Sunday, August 4, 2013

Called the Divine Mysteries by Faith: Not because they are absent from us, but because they are above our understanding.

"In the second place, they raise in opposition also those statements of the ancients in which they call the Lord's Supper a mystery or sacrament, a mystic benediction, and mystical food.  Likewise, that the body of Christ is present or received in or under a mystery or sacramet.  They [the adversaries] understand a "mystery" as a figure or a sign of an absent reality.  But the ancients called both Baptism and the Lord's Supper mysteries, not with regard to the absence of anything but because they could not understand them with their minds or grasp them with their senses; rather, these sacramets occupied a position far above and beyond the range of the senses and the mind and had to be understoood and judged by faith on the basis of the Word of God alone.

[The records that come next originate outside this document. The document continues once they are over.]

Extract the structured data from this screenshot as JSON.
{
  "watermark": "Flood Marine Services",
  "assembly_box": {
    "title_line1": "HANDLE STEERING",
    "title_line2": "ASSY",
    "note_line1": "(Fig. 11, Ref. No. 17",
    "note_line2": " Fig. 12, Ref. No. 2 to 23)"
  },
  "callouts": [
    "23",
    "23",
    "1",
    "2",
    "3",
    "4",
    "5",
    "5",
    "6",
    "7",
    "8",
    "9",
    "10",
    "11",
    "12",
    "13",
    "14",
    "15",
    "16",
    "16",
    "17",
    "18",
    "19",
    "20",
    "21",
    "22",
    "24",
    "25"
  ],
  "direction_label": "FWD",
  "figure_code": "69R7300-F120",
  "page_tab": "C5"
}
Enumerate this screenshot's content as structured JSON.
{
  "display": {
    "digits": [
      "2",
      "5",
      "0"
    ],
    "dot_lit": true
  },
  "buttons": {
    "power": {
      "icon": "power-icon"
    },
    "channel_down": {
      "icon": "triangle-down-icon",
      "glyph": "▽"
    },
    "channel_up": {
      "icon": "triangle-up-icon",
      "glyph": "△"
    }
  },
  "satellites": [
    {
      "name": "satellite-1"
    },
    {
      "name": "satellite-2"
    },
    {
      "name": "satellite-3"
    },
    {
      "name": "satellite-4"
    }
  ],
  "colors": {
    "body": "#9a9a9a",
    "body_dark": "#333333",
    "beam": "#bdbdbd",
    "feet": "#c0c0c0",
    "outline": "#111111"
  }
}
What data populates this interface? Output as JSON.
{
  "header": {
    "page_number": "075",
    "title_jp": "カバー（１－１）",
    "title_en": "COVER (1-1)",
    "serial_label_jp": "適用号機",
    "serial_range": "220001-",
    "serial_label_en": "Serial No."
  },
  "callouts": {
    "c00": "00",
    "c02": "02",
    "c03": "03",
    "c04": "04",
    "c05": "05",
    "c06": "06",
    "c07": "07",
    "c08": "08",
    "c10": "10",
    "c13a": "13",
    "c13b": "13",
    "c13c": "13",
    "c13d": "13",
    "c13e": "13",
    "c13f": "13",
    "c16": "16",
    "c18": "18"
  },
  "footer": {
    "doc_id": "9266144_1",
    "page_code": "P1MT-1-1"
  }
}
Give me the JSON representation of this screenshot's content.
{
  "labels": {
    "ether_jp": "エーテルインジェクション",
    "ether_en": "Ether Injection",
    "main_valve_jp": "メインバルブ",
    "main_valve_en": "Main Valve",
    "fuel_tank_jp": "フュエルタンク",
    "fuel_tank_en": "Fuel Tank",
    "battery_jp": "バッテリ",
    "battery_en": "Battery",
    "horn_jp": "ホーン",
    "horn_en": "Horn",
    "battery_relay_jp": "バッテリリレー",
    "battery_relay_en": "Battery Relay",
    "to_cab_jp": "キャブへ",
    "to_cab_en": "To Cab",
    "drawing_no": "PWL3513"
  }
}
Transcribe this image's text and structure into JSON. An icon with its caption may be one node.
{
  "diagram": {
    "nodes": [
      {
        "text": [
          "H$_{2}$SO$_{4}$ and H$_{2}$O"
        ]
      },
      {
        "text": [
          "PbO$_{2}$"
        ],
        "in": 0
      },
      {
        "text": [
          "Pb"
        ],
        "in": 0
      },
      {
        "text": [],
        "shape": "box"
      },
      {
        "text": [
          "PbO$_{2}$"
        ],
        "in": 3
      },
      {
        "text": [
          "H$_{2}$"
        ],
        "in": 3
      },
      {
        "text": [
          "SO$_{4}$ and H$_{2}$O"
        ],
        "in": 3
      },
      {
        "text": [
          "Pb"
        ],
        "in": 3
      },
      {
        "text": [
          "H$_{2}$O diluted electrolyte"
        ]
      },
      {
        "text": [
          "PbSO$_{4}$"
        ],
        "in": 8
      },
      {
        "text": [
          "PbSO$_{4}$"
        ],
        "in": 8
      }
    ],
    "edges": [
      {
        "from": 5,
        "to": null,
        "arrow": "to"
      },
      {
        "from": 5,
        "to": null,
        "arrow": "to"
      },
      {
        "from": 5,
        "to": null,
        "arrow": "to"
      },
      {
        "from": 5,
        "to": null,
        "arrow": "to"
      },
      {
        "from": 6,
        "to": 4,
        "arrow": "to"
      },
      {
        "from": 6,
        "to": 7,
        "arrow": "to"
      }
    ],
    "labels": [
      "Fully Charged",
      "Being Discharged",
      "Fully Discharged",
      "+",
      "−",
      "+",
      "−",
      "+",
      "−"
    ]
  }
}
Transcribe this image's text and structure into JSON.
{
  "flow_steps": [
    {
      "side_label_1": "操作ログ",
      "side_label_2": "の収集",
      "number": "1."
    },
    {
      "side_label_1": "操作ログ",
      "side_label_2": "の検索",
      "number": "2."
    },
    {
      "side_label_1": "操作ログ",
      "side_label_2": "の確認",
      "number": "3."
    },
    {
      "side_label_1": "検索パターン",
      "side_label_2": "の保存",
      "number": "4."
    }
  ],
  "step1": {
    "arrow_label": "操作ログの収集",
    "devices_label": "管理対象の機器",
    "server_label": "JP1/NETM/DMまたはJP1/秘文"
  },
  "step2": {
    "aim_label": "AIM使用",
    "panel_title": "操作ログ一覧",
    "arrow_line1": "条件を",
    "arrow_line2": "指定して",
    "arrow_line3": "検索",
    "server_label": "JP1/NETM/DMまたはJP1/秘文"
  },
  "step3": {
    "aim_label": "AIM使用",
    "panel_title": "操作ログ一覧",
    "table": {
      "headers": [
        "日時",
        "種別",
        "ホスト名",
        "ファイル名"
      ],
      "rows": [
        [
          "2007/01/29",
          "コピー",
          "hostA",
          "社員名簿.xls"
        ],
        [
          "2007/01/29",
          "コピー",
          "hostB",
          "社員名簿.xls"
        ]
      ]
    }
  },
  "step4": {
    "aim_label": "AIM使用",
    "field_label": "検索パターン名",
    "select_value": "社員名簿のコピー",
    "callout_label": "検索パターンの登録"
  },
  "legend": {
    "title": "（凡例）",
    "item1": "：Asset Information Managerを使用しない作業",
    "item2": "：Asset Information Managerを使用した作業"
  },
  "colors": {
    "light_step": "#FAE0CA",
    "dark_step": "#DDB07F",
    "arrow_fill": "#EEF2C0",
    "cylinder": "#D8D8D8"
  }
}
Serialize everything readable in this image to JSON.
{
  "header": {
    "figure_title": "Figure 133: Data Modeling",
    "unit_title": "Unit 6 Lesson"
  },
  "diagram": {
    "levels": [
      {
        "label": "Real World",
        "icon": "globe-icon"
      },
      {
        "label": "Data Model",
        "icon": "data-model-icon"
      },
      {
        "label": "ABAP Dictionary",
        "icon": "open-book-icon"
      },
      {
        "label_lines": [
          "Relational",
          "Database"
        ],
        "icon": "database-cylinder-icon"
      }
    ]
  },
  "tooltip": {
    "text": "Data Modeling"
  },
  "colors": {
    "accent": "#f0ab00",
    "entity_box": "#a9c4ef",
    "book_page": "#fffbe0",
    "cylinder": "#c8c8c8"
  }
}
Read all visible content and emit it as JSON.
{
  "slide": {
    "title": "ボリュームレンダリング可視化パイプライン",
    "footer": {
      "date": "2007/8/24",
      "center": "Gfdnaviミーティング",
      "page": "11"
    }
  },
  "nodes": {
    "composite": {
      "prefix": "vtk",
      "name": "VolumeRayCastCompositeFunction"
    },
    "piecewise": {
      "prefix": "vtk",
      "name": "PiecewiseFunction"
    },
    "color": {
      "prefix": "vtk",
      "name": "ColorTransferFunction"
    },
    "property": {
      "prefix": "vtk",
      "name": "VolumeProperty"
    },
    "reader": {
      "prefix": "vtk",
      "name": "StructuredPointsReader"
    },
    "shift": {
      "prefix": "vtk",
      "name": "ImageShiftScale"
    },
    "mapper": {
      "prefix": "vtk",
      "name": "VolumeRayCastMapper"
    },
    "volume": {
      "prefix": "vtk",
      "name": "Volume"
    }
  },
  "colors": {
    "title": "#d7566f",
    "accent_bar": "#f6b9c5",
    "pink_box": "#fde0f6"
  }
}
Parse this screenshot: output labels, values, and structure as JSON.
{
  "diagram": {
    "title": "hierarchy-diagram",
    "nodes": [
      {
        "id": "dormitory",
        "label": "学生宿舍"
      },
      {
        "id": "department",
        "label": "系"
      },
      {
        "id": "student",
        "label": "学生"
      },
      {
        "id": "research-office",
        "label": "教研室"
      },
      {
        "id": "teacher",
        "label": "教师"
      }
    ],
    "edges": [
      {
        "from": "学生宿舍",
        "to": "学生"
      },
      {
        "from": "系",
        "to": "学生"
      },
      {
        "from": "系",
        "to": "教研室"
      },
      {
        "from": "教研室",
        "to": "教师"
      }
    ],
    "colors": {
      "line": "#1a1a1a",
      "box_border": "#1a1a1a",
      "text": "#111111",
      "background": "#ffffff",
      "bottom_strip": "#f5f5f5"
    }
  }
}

Thus Paul says: "We speak the wisdom of God in a mystery" [1 Cor 2:7], and again he speaks of the dispensers of "the mysteries of God" [1 Cor 4:1; Col 1:25-27]."  Chyrsostom, Homilia 82 in Matthaeum, says: "In the mysteries of Baptism and the Lord's Supper we must not only look at those things which are subject to the senses but we must particularly believe that those things which are taught us by the Word are present and bestowed upon us, even though to the senses and to reason they seem absurd, for they are above our senses and our reason."